The government of Kazakhstan has made industrialization its top economic priority for the next few years, hoping to rev up economic growth and to create jobs for all, reports Kursiv’. Political leaders claim that only industrialization can vault Kazakhstan into the ranks of the top 30 nations. Turkmenistan’s president has also said that he wishes to industrialize. How likely, in Central Asia, is success?

History may provide a clue. In his cogent survey, Global economic history: A very short introduction, Robert Allen of Oxford University suggests this: While careful (or lucky?) planning may ignite economic growth, it cannot ignore the resource – workers, machines, or land – that the nation holds in relative abundance.

Consider Japan of the late 19th century. In the West, the ratio of capital to labor was unusually high, because workers were relatively few. This scarcity drove up the value of another worker and consequently wages. To hold down costs, Western firms innovated ways to produce that relied more on capital than on labor. Their production of silk used metal machines powered by a steam engine. But in Japan, the ratio of capital to labor was low. The relative abundance of workers reduced their wages, rendering labor-intensive methods of production the cheapest. To reel silk, firms used wooden machines powered by men who turned cranks.

Labor scarcity played a key role in the West’s Industrial Revolution. By 1820, Europeans were rich in part because their high wages had expanded demand for their own products. Manufacturers sought to satisfy the new demand by substituting cheap capital – buildings and machines -- for expensive labor. This raised the capital-labor ratio and consequently wages, creating a virtuous circle. Karl Marx had thundered that increasing reliance on capital would destroy jobs, but in reality the ascent of wages raised the worker’s standard of living over the long run in the West. “The countries that were richest in 1820 have grown the most,” Allen writes. This may not surprise you, since richer nations have more wealth for financing expansions of economic capacity.

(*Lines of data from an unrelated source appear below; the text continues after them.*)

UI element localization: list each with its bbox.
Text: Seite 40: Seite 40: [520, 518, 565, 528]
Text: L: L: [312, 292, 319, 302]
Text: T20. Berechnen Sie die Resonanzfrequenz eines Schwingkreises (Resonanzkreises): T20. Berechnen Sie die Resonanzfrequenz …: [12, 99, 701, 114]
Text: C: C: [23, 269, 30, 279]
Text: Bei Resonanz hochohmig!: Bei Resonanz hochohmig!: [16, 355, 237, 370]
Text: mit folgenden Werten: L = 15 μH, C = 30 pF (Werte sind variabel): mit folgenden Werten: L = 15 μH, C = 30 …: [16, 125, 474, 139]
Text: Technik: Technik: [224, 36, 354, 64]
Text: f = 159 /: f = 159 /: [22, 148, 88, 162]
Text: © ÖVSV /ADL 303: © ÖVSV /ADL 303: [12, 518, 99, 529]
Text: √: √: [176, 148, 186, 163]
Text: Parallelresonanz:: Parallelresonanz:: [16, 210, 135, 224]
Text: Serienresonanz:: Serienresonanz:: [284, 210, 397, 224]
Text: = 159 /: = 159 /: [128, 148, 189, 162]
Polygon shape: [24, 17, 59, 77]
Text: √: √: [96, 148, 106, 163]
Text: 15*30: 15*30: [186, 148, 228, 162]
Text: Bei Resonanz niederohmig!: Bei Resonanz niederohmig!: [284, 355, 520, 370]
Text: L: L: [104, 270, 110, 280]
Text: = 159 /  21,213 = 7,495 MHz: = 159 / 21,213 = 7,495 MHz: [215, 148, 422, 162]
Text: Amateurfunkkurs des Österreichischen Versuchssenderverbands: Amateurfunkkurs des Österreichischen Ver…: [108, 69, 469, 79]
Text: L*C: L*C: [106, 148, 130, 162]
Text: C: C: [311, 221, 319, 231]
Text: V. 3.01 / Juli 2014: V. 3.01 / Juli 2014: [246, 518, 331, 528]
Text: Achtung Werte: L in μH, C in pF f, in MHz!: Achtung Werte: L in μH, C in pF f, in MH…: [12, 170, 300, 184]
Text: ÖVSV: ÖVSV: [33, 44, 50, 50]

Standard model, sluggish performance

Early in the 20th century, economists, observing the economic growth of the United States and Western Europe, recommended to poorer nations the “standard model” – “railways, tariffs, banks and schools,” as Allen puts it. Tsarist Russia illustrates the pitfalls and opportunities of this approach. Russia built rail links to the rest of Europe and raised tariffs (import taxes) on pig iron to encourage domestic production of it. Also, education expanded: By World War I, almost half of Russia’s adults could read.

Yet the nation still depended on the West for stimuli to growth. Rather than adapt Western technology (knowhow) to its own peculiar mix of inputs, Russia simply imported it, by permitting foreigners to build plants of their own design on its soil. “Tsarist economic growth was mainly an agricultural boom, souped-up with some tariff-induced industrialization.” The nation still had far more workers than could be employed, so wages remained at rock-bottom. Any gains from industrialization went to the owners of firms and land. Add a world war, stir vigorously, and you have 1917.

In the wake of World War II, the need to quickly rebuild European and Asian economies led to tinkering with the standard model. “Big Push” industrialization, as Allen calls it, emphasized timing. “The only way large countries have been able to grow so fast is by constructing all of the elements of an advanced economy – steel mills, power plants, vehicle factories, cities, and so on – simultaneously.” The glaring example of the Big Push, Stalin’s Soviet Union, demonstrated its limits. Markets lack time to adjust to consumer wants, so a dictator must impose his own preferences (and will be none too shy).

Kazakhstan seems to have embarked upon a variant of the Big Push, and the impact on the transition to markets remains to be seen. The only verity is that consumers will not have the last word but may have the last laugh. -- Leon Taylor, tayloralmaty@gmail.com


Good reading

Robert C. Allen. Global economic history: A very short introduction. Oxford University Press. 2011.


References

Aleksandr Constantinov. Razgovor nachyctotu. Kursiv’. Page 1. January 24, 2013.

Catherine A. Fitzpatrick. Turkmenistan: President concedes need to industrialize. Eurasianet.org. January 10, 2012.